Retirement has been a series of adjustments for Paul Jasmine. He is happy to tell you there is now time available for skiing, rides in his 22-foot Chapparal boat on Lake Tahoe, and the prospect of vacations to destinations like Costa Rica. Also expected has been the effort needed to replace his steady paycheck with payouts from his pension, IRA account, and income from some rental house investments.

On the downside, his bank of 30 years doesn’t want to extend credit to him anymore. “I never had any problems while I was working,” he says. “Things change big time when you’re retired.”

Paul, 67, spent his career as a risk-management engineer in San Jose, Calif., for a series of companies including GE Capital, which leased equipment to the booming high-tech industry. After working from home for a few years, he decided to take the plunge into retirement, so he and his wife, Dana, 13 years his junior, decided to swap their San Jose house for a place in South Tahoe.

While Paul works his investments, Dana got a job in the pharmacy at the local CVS, which provides an income, medical insurance, and an opportunity to earn a pharmacy technician’s license.

For Paul, adjusting to a life of financial self-reliance has not been uniformly smooth. There was a somewhat ill-fated decision to sign up for a real estate investment class, which led him to buy a number of Florida housing lots sight unseen. “I paid too much and got hammered,” he says philosophically. “I’m dumping those as fast as I can.”
Paul also has a weakness for buying into time shares, which he gently describes as “probably not the best investment.” It did yield that vacation to Costa Rica, where they went ziplining and visited a rain forest, as well as another trip to Hawaii.

A better decision was to buy some rental houses in the Midwest. Even with that investment there were challenges, with tenants damaging the houses. But the units are stabilized now, and long-term leases are yielding 12%.

Paul and Dana’s two children are grown and both working in Southern California. Natalie, 28, is working at a Ritz Carlton, and Kevin, 24, is working at a marketing company that Paul struggles to describe. “I can’t even understand the job descriptions,” he says.

The sometimes-disorienting world of the tech boom has of course provided the Jasmine family with what might have been their best investment—buying their house in San Jose in the mid-90s. “It was just an orchard city when I was a kid,” he says of his hometown, but that the region’s rapid transformation has left it almost unrecognizable.

“It’s a nice place to be from,” he sums up, “but I can’t stand visiting there anymore.”

So Paul and Dana decided to invest their real estate gains into a 2,500 square foot house in Lake Tahoe in 2016. When they decided it was time to tackle the unfinished landscaping, Paul applied for a HELOC with his long-time bank. He describes the 1.5-month experience as “terrible” and a never-ending series of requests for more information. “They want you to fax things,” he says. “Who uses a fax?” When he didn’t hear back, he called and was told he’d been turned down.
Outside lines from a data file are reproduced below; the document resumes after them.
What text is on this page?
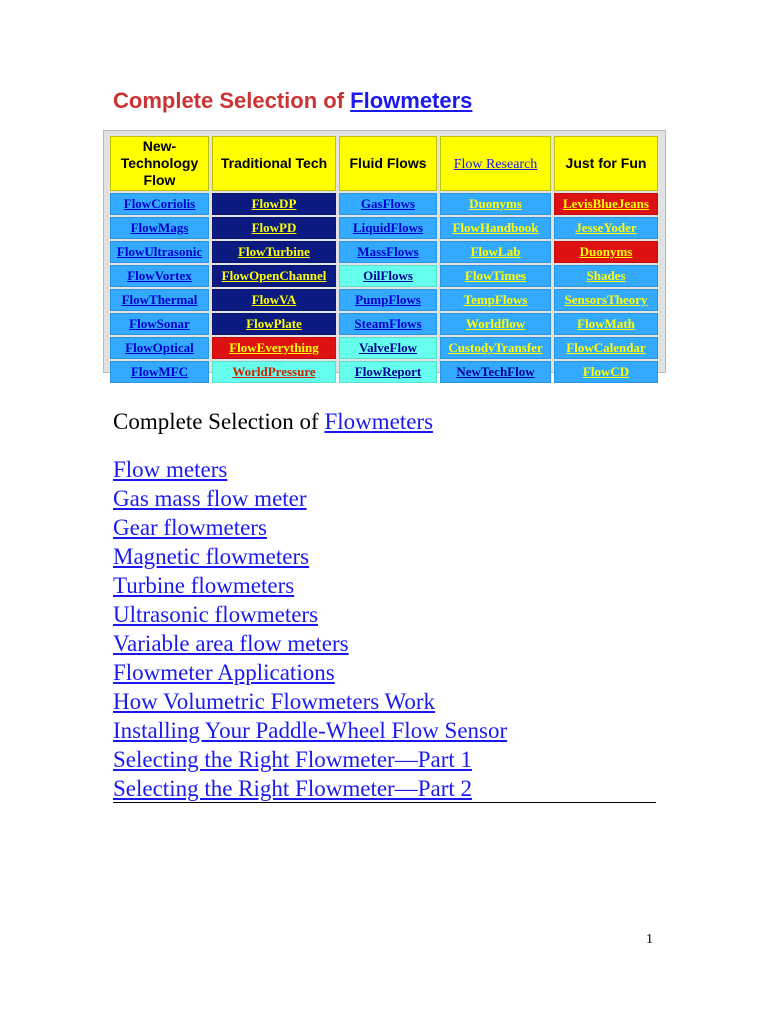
Complete Selection of Flowmeters
New-
Technology
Flow	Traditional Tech	Fluid Flows	Flow Research	Just for Fun
FlowCoriolis	FlowDP	GasFlows	Duonyms	LevisBlueJeans
FlowMags	FlowPD	LiquidFlows	FlowHandbook	JesseYoder
FlowUltrasonic	FlowTurbine	MassFlows	FlowLab	Duonyms
FlowVortex	FlowOpenChannel	OilFlows	FlowTimes	Shades
FlowThermal	FlowVA	PumpFlows	TempFlows	SensorsTheory
FlowSonar	FlowPlate	SteamFlows	Worldflow	FlowMath
FlowOptical	FlowEverything	ValveFlow	CustodyTransfer	FlowCalendar
FlowMFC	WorldPressure	FlowReport	NewTechFlow	FlowCD
Complete Selection of Flowmeters
Flow meters
Gas mass flow meter
Gear flowmeters
Magnetic flowmeters
Turbine flowmeters
Ultrasonic flowmeters
Variable area flow meters
Flowmeter Applications
How Volumetric Flowmeters Work
Installing Your Paddle-Wheel Flow Sensor
Selecting the Right Flowmeter—Part 1
Selecting the Right Flowmeter—Part 2
1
Then he applied to Figure, where he was pleased to learn that the company didn’t worry about whether his income was W-2 or 1099. “It’s a better way to get a loan,” he says of the 5-day process. “The world needs this.”

Now the landscaping is being installed, including natural Tahoe-area landscaping, a small waterfall, lawn, trees, and bushes. This place might not be their last house—he noted a touch wearily that the area was prone to getting snow in May—and he predicted that someday they’d end up moving to somewhere a bit warmer, and cheaper.

But for now, they are enjoying their upgraded house and looking forward to their trip to Cabo in this fall. “That’s what retirement is supposed to be about,” he says, “enjoying life and going to nice places.”